Perlahan, sangat perlahan, Banyu mengerti. Dalam kesunyian kerja, pikirannya yang riuh mulai tenang. Saat tangannya menyentuh gagang sapu yang kasar, ia tidak lagi memikirkan konsep tentang kerendahan hati; ia mengalami kerendahan hati. Saat ia merasakan dinginnya air sungai di kakinya, ia tidak lagi berteori tentang sumber kehidupan; ia menyatu dengan sumber kehidupan. Ia menemukan Tuhan bukan dalam sebuah konsep di langit, tapi dalam kehadiran penuh saat mencabut sehelai rumput liar.

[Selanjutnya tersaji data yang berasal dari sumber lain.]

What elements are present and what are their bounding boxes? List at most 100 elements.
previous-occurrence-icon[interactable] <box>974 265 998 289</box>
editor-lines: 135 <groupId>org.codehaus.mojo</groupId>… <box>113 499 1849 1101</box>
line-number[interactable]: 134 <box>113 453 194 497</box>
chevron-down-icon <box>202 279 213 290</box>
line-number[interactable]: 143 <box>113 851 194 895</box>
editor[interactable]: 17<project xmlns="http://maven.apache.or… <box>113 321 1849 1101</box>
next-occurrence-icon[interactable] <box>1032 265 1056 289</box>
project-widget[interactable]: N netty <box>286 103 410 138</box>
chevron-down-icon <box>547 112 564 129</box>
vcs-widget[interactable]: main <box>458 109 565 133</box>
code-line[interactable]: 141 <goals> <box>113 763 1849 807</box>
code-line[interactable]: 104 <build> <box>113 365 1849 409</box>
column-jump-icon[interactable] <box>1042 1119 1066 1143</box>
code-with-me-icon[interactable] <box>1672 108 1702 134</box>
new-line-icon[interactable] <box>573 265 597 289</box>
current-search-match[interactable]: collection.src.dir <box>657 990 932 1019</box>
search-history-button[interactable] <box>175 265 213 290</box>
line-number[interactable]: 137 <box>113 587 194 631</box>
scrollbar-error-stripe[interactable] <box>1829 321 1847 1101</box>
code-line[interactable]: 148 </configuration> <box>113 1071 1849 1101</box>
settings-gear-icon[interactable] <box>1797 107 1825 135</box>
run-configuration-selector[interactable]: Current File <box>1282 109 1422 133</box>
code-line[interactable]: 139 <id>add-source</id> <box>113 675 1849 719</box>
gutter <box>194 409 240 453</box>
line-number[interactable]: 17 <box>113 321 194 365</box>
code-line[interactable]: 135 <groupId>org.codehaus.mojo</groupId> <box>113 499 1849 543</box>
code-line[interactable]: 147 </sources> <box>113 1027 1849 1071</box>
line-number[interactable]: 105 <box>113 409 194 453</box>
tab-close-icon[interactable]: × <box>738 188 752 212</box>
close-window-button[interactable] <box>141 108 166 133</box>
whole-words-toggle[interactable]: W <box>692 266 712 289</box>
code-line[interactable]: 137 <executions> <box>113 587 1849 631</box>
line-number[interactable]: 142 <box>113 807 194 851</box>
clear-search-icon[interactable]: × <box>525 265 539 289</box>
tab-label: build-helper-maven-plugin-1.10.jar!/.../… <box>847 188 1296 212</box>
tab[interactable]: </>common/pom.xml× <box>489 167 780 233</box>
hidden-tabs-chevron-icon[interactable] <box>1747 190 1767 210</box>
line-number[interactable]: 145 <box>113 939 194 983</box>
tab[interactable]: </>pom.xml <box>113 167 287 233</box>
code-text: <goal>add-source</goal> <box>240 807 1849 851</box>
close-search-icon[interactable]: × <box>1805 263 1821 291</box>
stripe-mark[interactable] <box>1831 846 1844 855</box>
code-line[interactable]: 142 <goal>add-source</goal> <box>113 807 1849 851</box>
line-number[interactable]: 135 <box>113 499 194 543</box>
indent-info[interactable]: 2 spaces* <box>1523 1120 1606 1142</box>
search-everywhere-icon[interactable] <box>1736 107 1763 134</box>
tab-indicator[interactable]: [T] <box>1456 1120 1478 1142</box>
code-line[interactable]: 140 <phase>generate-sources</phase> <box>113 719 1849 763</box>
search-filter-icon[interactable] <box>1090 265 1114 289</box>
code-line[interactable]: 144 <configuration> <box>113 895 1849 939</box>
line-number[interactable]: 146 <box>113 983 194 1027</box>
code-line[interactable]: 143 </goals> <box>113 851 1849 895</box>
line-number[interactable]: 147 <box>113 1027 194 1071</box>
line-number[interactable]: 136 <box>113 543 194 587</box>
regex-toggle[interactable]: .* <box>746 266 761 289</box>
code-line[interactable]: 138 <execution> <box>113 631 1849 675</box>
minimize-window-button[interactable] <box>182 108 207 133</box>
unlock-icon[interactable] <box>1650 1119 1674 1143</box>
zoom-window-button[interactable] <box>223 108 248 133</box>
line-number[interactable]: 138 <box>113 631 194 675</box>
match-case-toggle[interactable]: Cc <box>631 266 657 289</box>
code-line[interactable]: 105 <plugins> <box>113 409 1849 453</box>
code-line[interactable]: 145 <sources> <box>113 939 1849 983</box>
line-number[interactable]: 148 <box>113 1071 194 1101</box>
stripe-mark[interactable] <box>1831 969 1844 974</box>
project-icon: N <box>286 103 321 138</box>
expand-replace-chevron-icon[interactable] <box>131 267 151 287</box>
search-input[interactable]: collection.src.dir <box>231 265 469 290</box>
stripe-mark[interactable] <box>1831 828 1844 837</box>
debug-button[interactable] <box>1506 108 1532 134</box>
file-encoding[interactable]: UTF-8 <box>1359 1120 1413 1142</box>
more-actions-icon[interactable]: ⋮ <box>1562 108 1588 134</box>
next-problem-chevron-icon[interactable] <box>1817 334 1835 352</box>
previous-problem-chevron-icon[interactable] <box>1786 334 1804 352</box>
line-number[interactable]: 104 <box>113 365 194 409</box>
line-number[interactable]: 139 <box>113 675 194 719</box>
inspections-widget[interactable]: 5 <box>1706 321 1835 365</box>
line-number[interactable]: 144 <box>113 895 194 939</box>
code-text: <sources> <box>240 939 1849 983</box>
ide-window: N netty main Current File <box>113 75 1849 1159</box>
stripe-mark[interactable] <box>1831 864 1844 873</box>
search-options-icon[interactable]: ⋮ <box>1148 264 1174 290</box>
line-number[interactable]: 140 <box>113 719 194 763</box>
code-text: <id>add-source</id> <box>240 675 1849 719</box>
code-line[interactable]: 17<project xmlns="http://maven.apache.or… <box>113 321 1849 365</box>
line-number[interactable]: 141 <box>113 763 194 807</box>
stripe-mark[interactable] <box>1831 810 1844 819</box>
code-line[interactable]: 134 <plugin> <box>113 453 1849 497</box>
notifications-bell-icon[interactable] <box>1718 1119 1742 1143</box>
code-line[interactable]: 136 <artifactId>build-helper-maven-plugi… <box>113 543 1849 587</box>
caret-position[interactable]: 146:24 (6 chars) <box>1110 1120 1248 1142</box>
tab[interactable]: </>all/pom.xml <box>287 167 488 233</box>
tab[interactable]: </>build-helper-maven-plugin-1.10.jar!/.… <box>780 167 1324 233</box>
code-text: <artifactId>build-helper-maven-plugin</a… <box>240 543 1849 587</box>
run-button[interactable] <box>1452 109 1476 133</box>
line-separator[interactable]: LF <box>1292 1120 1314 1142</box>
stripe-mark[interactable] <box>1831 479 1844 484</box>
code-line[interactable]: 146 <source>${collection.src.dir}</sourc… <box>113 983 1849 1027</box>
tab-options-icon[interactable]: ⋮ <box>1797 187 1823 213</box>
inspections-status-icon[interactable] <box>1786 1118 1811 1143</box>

Suatu pagi, setelah selesai mengisi tempayan terakhir hingga penuh dan jernih, Banyu melihat pantulan wajahnya di permukaan air. Tapi kali ini, ia melihat lebih dari itu. Ia melihat wajahnya, awan di atasnya, dan langit biru yang tak terbatas, semua menari bersama di dalam air. Wajahnya ada di sana, tetapi ia hanyalah bagian dari gambaran yang lebih besar. Ia, sang sungai, tidak pernah benar-benar terpisah dari lautan. Seluruh perjalanannya—kesombongannya, penolakannya, penderitaannya yang pedih—bukanlah sebuah kesalahan. Itu adalah jalan berkelok yang harus ditempuh sungainya untuk mengenali keluasan lautannya sendiri.
Tawa kecil, tulus, dan ringan meledak dari bibirnya.
Syaikh Alif, yang sedang duduk di beranda, mendengarnya dan mengangguk perlahan, seolah sudah tahu tawa itu akan datang.
Banyu tidak menjadi guru baru. Ia tidak menulis buku lagi. Ia menemukan kebahagiaan tertinggi dalam menjadi seorang murid abadi. Ia menjadi secangkir cangkir yang kosong, selalu siap untuk diisi oleh Samudra Rahmat yang tak pernah kering dan tak bertepi. Ia telah pulang.